27 de janeiro de 2012

Judiciário: da berlinda ao contra-ataque no Pinheirinho

Artigo do Diretor do Centro de Estudos Fazendo Escola Volnei Rosalen no site do SINJUSC

O Pinheirinho é uma resposta. Uma demonstração de força.

Charge do Frank
Por: Volnei Rosalen - Impossível não chocar-se com as cenas de violência contra os moradores do Pinheiro. Impossível não revoltar-se com a forma como o Judiciário de São Paulo determinou e fez cumprir a violenta desocupação.

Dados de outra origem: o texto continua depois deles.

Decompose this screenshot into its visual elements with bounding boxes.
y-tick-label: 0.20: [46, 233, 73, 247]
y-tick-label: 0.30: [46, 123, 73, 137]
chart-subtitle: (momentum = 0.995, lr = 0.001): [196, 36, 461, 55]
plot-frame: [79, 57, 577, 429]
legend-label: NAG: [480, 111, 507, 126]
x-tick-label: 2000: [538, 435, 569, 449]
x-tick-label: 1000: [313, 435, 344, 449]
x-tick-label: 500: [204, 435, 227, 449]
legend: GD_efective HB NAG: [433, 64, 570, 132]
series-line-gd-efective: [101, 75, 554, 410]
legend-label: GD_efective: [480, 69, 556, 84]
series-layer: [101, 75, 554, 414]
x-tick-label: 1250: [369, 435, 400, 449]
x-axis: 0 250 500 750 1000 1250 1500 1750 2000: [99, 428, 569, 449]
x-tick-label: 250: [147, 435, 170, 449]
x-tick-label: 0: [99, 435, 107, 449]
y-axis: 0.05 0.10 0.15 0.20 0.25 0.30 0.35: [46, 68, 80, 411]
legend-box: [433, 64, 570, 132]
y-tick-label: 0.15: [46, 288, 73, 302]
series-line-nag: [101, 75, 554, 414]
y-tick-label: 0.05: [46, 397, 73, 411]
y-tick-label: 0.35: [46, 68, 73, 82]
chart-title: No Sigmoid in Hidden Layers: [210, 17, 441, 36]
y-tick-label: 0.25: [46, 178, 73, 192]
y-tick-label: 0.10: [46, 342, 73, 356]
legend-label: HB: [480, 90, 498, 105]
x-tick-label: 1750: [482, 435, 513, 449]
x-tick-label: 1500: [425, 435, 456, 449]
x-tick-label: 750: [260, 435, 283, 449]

Mas há um elemento ainda mais preocupante quando se faz a análise do sentido emprestado à ação do Judiciário, diante do momento de forte sacudida e contestação que enfrenta. Contestação que reflete nada mais nada menos que a necessidade de que o Judiciário efetivamente se democratize. Após mais de 120 anos de República, insiste-se de dentro e de fora, em não democratizá-lo.

Veja vídeo com a campanha do SINJUSC por mais democracai no judiciário

Pinheirinho é um aviso. O judiciário encontra-se na berlinda por sucessivos questionamentos contra alguns juízes e tribunais. E pela forma como se tenta evitar que a sociedade participe do debate, até agora monopolizado pela mídia. Em meio a tantas e tão consistentes críticas, surge o Pinheirinho. Impossível não ligar uma coisa à outra.

O Pinheirinho é uma resposta. Uma demonstração de força. Não do Judiciário, mas do capital. A despeito do digno esforço de grande parte dos juízes e de algumas associações e dos sindicatos de trabalhadores, o judiciário não se democratiza.

Permanece como o espaço de poder do Estado sobre o qual não se impõe nenhum tipo de controle da sociedade. Não deve explicações à sociedade, apenas a si mesmo. Não deve explicações aos demais poderes, ao contrário, paira sobre eles como poder supremo e soberano, decidindo sobre praticamente tudo.

Um poder demasiado, mas consentido. Consentido pela judicialização da maior parte dos conflitos sociais, e, portanto políticos, da atualidade.

A combinação de judicialização com falta de democracia torna a sentença, a última fronteira da defesa dos interesses do capital, sob a força poderosa e incontestável do cumpra-se. E o judiciário, especialmente seus tribunais, inclinam-se suave e persistentemente para o conservadorismo.

Em meio ao debate dos últimos meses sobre o judiciário, o Pinheirinho é um aviso. É preciso ter coragem para realizar uma reforma democrática e democratizante do judiciário. O capital financeiro, através de suas agências, há muito já vem atuando para um judiciário moderno... e dócil aos seus interesses.

Volnei Rosalen - Diretor do SINJUSC e do Centro de Estudos e Pesquisas em Trabalho Público e Sindicalismo Fazendo Escola.